= Dimitar Nenov =

Bulgarian architect and composer (1901–1953)

Dimitar Nenov (Димитър Ненов; December 19, 1901 in Razgrad – August 30, 1953 in Sofia) was a Bulgarian classical pianist, composer, music pedagogue and architect.

Dimitar Nenov belongs to the Interwar period generation of Bulgarian composers, the so-called Second Generation Bulgarian Composers. Together with Pancho Vladigerov, Ljubomir Pipkov, Petko Staynov, Veselin Stoyanov, Andrey Stoyanov, Assen Dimitrov and Tzanko Tzankov, Nenov was among the founding members of the Contemporary Music Society (founded on 24 January 1933) and became its first secretary.
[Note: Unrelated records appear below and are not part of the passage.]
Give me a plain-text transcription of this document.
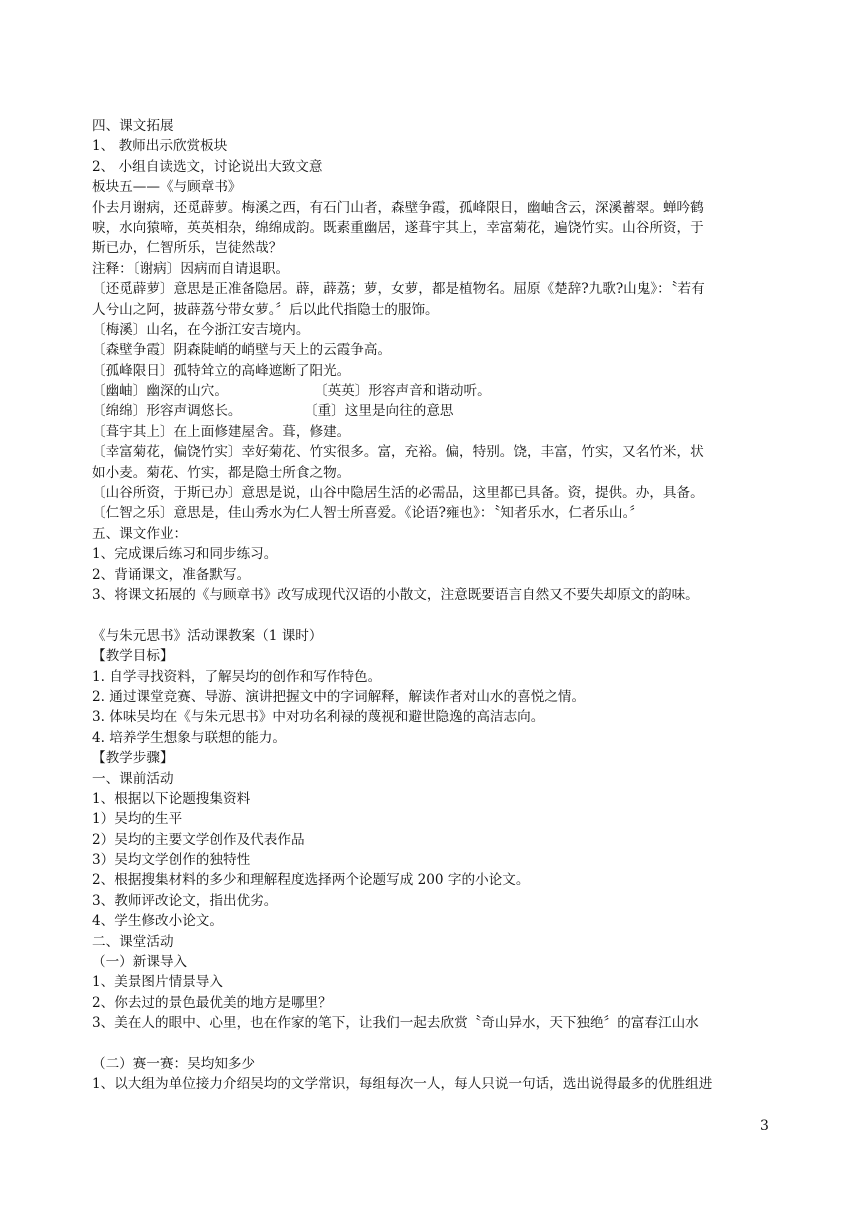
四、课文拓展
1、 教师出示欣赏板块
2、 小组自读选文，讨论说出大致文意
板块五——《与顾章书》
仆去月谢病，还觅薜萝。梅溪之西，有石门山者，森壁争霞，孤峰限日，幽岫含云，深溪蓄翠。蝉吟鹤
唳，水向猿啼，英英相杂，绵绵成韵。既素重幽居，遂葺宇其上，幸富菊花，遍饶竹实。山谷所资，于
斯已办，仁智所乐，岂徒然哉？
注释：〔谢病〕因病而自请退职。
〔还觅薜萝〕意思是正准备隐居。薜，薜荔；萝，女萝，都是植物名。屈原《楚辞?九歌?山鬼》：〝若有
人兮山之阿，披薜荔兮带女萝。〞后以此代指隐士的服饰。
〔梅溪〕山名，在今浙江安吉境内。
〔森壁争霞〕阴森陡峭的峭壁与天上的云霞争高。
〔孤峰限日〕孤特耸立的高峰遮断了阳光。
〔幽岫〕幽深的山穴。	〔英英〕形容声音和谐动听。
〔绵绵〕形容声调悠长。	〔重〕这里是向往的意思
〔葺宇其上〕在上面修建屋舍。葺，修建。
〔幸富菊花，偏饶竹实〕幸好菊花、竹实很多。富，充裕。偏，特别。饶，丰富，竹实，又名竹米，状
如小麦。菊花、竹实，都是隐士所食之物。
〔山谷所资，于斯已办〕意思是说，山谷中隐居生活的必需品，这里都已具备。资，提供。办，具备。
〔仁智之乐〕意思是，佳山秀水为仁人智士所喜爱。《论语?雍也》：〝知者乐水，仁者乐山。〞
五、课文作业：
1、完成课后练习和同步练习。
2、背诵课文，准备默写。
3、将课文拓展的《与顾章书》改写成现代汉语的小散文，注意既要语言自然又不要失却原文的韵味。
《与朱元思书》活动课教案（1 课时）
【教学目标】
1. 自学寻找资料，了解吴均的创作和写作特色。
2. 通过课堂竞赛、导游、演讲把握文中的字词解释，解读作者对山水的喜悦之情。
3. 体味吴均在《与朱元思书》中对功名利禄的蔑视和避世隐逸的高洁志向。
4. 培养学生想象与联想的能力。
【教学步骤】
一、课前活动
1、根据以下论题搜集资料
1）吴均的生平
2）吴均的主要文学创作及代表作品
3）吴均文学创作的独特性
2、根据搜集材料的多少和理解程度选择两个论题写成 200 字的小论文。
3、教师评改论文，指出优劣。
4、学生修改小论文。
二、课堂活动
（一）新课导入
1、美景图片情景导入
2、你去过的景色最优美的地方是哪里？
3、美在人的眼中、心里，也在作家的笔下，让我们一起去欣赏〝奇山异水，天下独绝〞的富春江山水
（二）赛一赛：吴均知多少
1、以大组为单位接力介绍吴均的文学常识，每组每次一人，每人只说一句话，选出说得最多的优胜组进
3
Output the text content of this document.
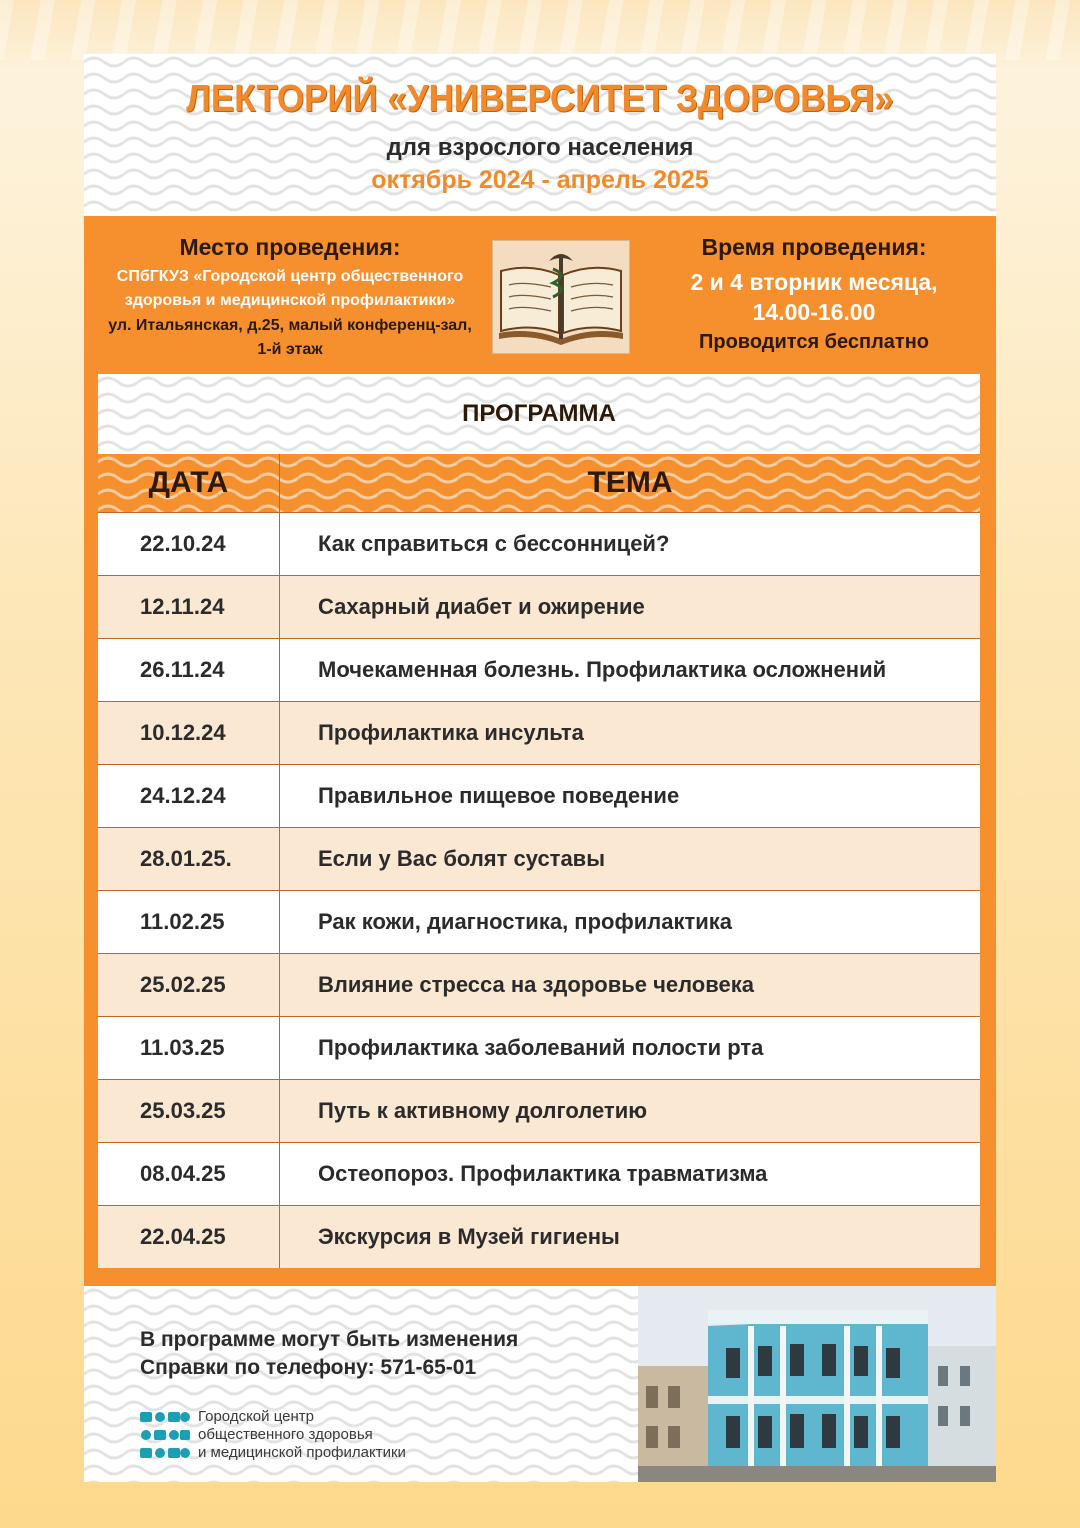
ЛЕКТОРИЙ «УНИВЕРСИТЕТ ЗДОРОВЬЯ»
для взрослого населения
октябрь 2024 - апрель 2025
Место проведения:
СПбГКУЗ «Городской центр общественного
здоровья и медицинской профилактики»
ул. Итальянская, д.25, малый конференц-зал,
1-й этаж
Время проведения:
2 и 4 вторник месяца,
14.00-16.00
Проводится бесплатно
ПРОГРАММА
ДАТА	ТЕМА
22.10.24	Как справиться с бессонницей?
12.11.24	Сахарный диабет и ожирение
26.11.24	Мочекаменная болезнь. Профилактика осложнений
10.12.24	Профилактика инсульта
24.12.24	Правильное пищевое поведение
28.01.25.	Если у Вас болят суставы
11.02.25	Рак кожи, диагностика, профилактика
25.02.25	Влияние стресса на здоровье человека
11.03.25	Профилактика заболеваний полости рта
25.03.25	Путь к активному долголетию
08.04.25	Остеопороз. Профилактика травматизма
22.04.25	Экскурсия в Музей гигиены
В программе могут быть изменения
Справки по телефону: 571-65-01
Городской центр
общественного здоровья
и медицинской профилактики
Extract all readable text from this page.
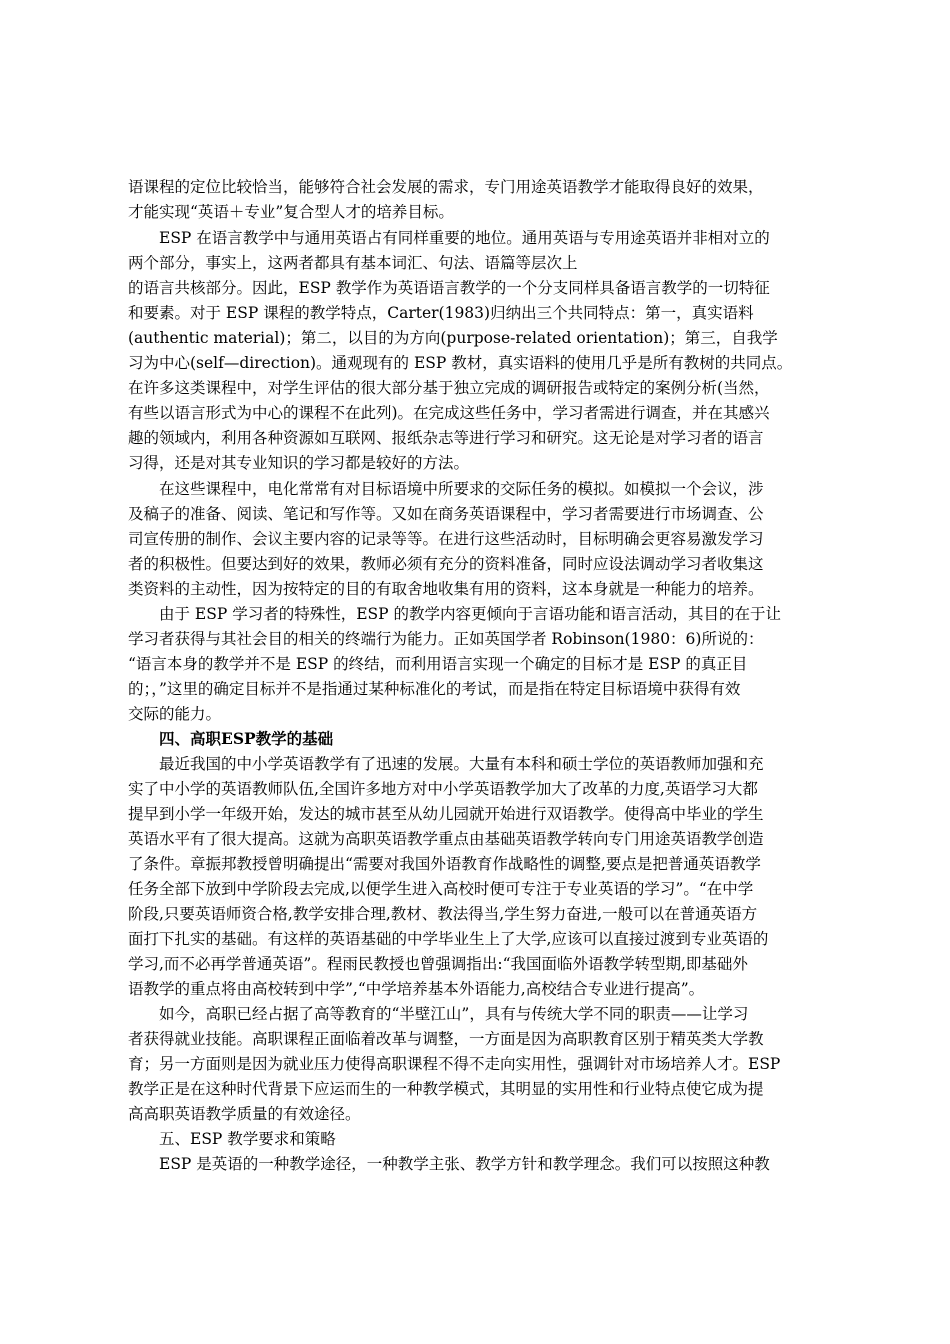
语课程的定位比较恰当，能够符合社会发展的需求，专门用途英语教学才能取得良好的效果，
才能实现“英语＋专业”复合型人才的培养目标。
ESP 在语言教学中与通用英语占有同样重要的地位。通用英语与专用途英语并非相对立的
两个部分，事实上，这两者都具有基本词汇、句法、语篇等层次上
的语言共核部分。因此，ESP 教学作为英语语言教学的一个分支同样具备语言教学的一切特征
和要素。对于 ESP 课程的教学特点，Carter(1983)归纳出三个共同特点：第一，真实语料
(authentic material)；第二，以目的为方向(purpose-related orientation)；第三，自我学
习为中心(self—direction)。通观现有的 ESP 教材，真实语料的使用几乎是所有教树的共同点。
在许多这类课程中，对学生评估的很大部分基于独立完成的调研报告或特定的案例分析(当然，
有些以语言形式为中心的课程不在此列)。在完成这些任务中，学习者需进行调查，并在其感兴
趣的领域内，利用各种资源如互联网、报纸杂志等进行学习和研究。这无论是对学习者的语言
习得，还是对其专业知识的学习都是较好的方法。
在这些课程中，电化常常有对目标语境中所要求的交际任务的模拟。如模拟一个会议，涉
及稿子的准备、阅读、笔记和写作等。又如在商务英语课程中，学习者需要进行市场调查、公
司宣传册的制作、会议主要内容的记录等等。在进行这些活动时，目标明确会更容易激发学习
者的积极性。但要达到好的效果，教师必须有充分的资料准备，同时应设法调动学习者收集这
类资料的主动性，因为按特定的目的有取舍地收集有用的资料，这本身就是一种能力的培养。
由于 ESP 学习者的特殊性，ESP 的教学内容更倾向于言语功能和语言活动，其目的在于让
学习者获得与其社会目的相关的终端行为能力。正如英国学者 Robinson(1980：6)所说的：
“语言本身的教学并不是 ESP 的终结，而利用语言实现一个确定的目标才是 ESP 的真正目
的；，”这里的确定目标并不是指通过某种标准化的考试，而是指在特定目标语境中获得有效
交际的能力。
四、高职ESP教学的基础
最近我国的中小学英语教学有了迅速的发展。大量有本科和硕士学位的英语教师加强和充
实了中小学的英语教师队伍,全国许多地方对中小学英语教学加大了改革的力度,英语学习大都
提早到小学一年级开始，发达的城市甚至从幼儿园就开始进行双语教学。使得高中毕业的学生
英语水平有了很大提高。这就为高职英语教学重点由基础英语教学转向专门用途英语教学创造
了条件。章振邦教授曾明确提出“需要对我国外语教育作战略性的调整,要点是把普通英语教学
任务全部下放到中学阶段去完成,以便学生进入高校时便可专注于专业英语的学习”。“在中学
阶段,只要英语师资合格,教学安排合理,教材、教法得当,学生努力奋进,一般可以在普通英语方
面打下扎实的基础。有这样的英语基础的中学毕业生上了大学,应该可以直接过渡到专业英语的
学习,而不必再学普通英语”。程雨民教授也曾强调指出:“我国面临外语教学转型期,即基础外
语教学的重点将由高校转到中学”,“中学培养基本外语能力,高校结合专业进行提高”。
如今，高职已经占据了高等教育的“半壁江山”，具有与传统大学不同的职责——让学习
者获得就业技能。高职课程正面临着改革与调整，一方面是因为高职教育区别于精英类大学教
育；另一方面则是因为就业压力使得高职课程不得不走向实用性，强调针对市场培养人才。ESP
教学正是在这种时代背景下应运而生的一种教学模式，其明显的实用性和行业特点使它成为提
高高职英语教学质量的有效途径。
五、ESP 教学要求和策略
ESP 是英语的一种教学途径，一种教学主张、教学方针和教学理念。我们可以按照这种教
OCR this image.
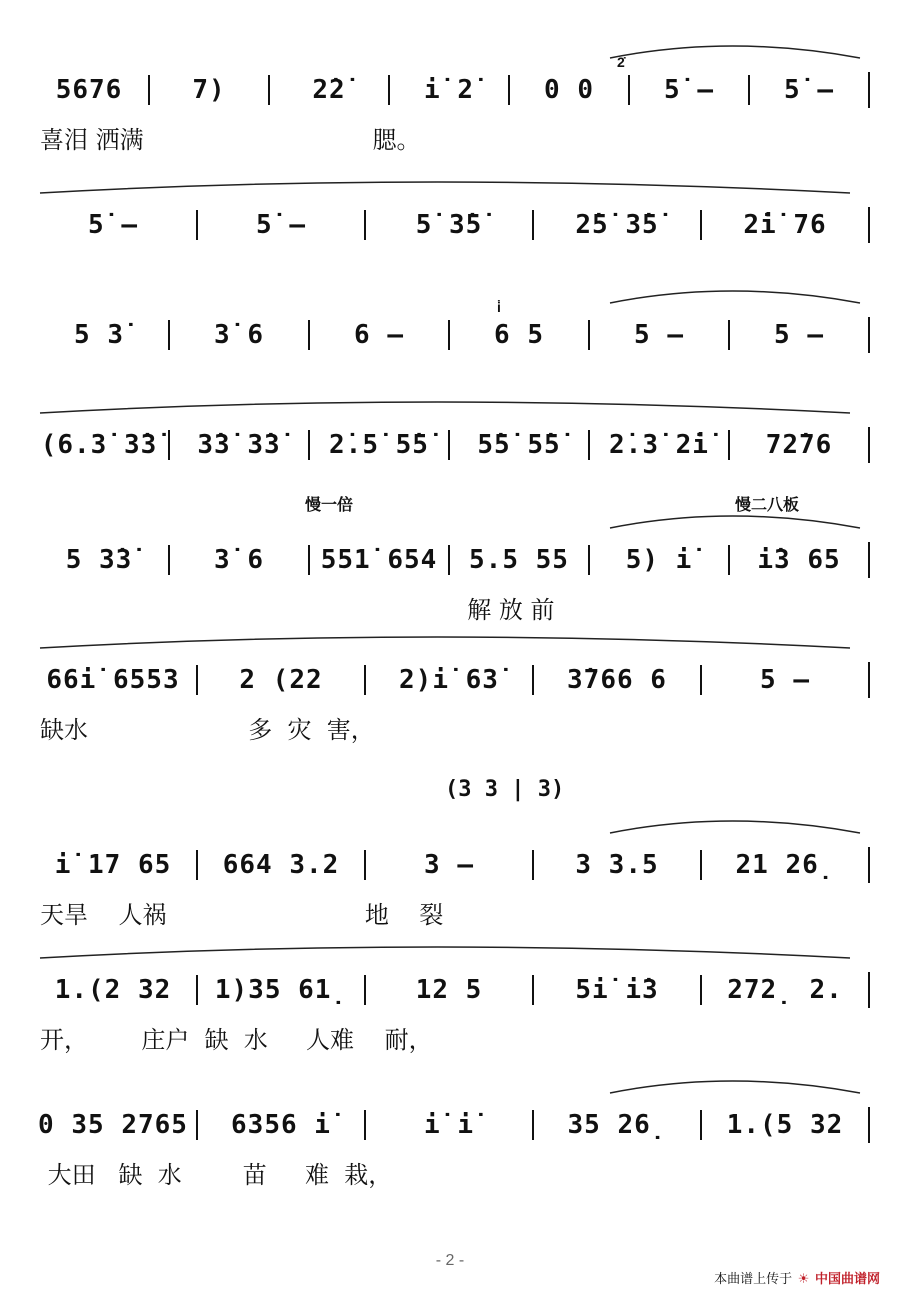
5676	7)	2̇2̇	i̇ 2̇	0 0	5̇ –	5̇ –
2̇
喜泪 洒满                              腮。
5̇ –	5̇ –	5̇ 3̇5̇	2̇5̇ 3̇5̇	2̇i̇ 76
5 3̇	3̇ 6	6 –	6 5	5 –	5 –
i̇
(6.3̇ 3̇3̇	3̇3̇ 3̇3̇	2̇.5̇ 5̇5̇	5̇5̇ 5̇5̇	2̇.3̇ 2̇i̇	72̇76
5 3̇3̇	3̇ 6	551̇ 654	5.5 55	5) i̇	i̇3 65
慢一倍	慢二八板
解 放 前
66i̇ 6553	2 (22	2)i̇ 63̇	3̇766 6	5 –
缺水                     多  灾  害，
i̇ 17 65	664 3.2	3 –	3 3.5	21 26̣
(3 3 | 3)
天旱    人祸                          地    裂
1.(2 32	1)35 61̣	12 5	5i̇ i̇3	272̣ 2.
开，       庄户  缺  水     人难    耐，
0 35 2765	6356 i̇	i̇ i̇	35 26̣	1.(5 32
大田   缺  水        苗     难  栽，
- 2 -
本曲谱上传于 ☀ 中国曲谱网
As composer, pianist and architect, Dimitar Nenov was among the key figures of the cultural elite of Interwar Bulgaria well known as one of the most popular public figures.

His first piano teacher was Andrey Stoyanov. In 1920 he went to study in Dresden (Germany) where he studied architecture at the Technische Universität Dresden and music at the Hochschule für Musik Carl Maria von Weber with Karl Fehling (piano), Theodor Blumer and Paul Büttner (composition and music theory). In 1925 Dimitar Nenov obtained the position of Music Director of the Thea Jolles dance company. In 1927 Nenov graduated in Architecture and returned to Bulgaria where he worked for a while as architect at the Ministry of public buildings, roads and public works (1927-1930) and at the General Directorate of Railways (1929–32). Since 1930 he specialized in Railway Service Buildings Architecture in Italy (1932). At the same time he also studied in Zakopane (Poland) at the summer and early fall sessions and master-classes of the noted pianist Egon Petri (himself a student of Ferruccio Busoni). In 1932 he graduated from the Liceo musicale Giovanni Battista Martini - Bologna.

From 1933 to 1943 Nenov obtained the position of Manager and professor of the Private Conservatory in Sofia, and in 1943 he went on to become a professor of piano at the Sofia Conservatoire, where he taught piano to the Bulgarian pianists Genko Genov, Svetla Protich, Lazar Nikolov, Stefan Remenkov, Triphon Silyanovski, and many others.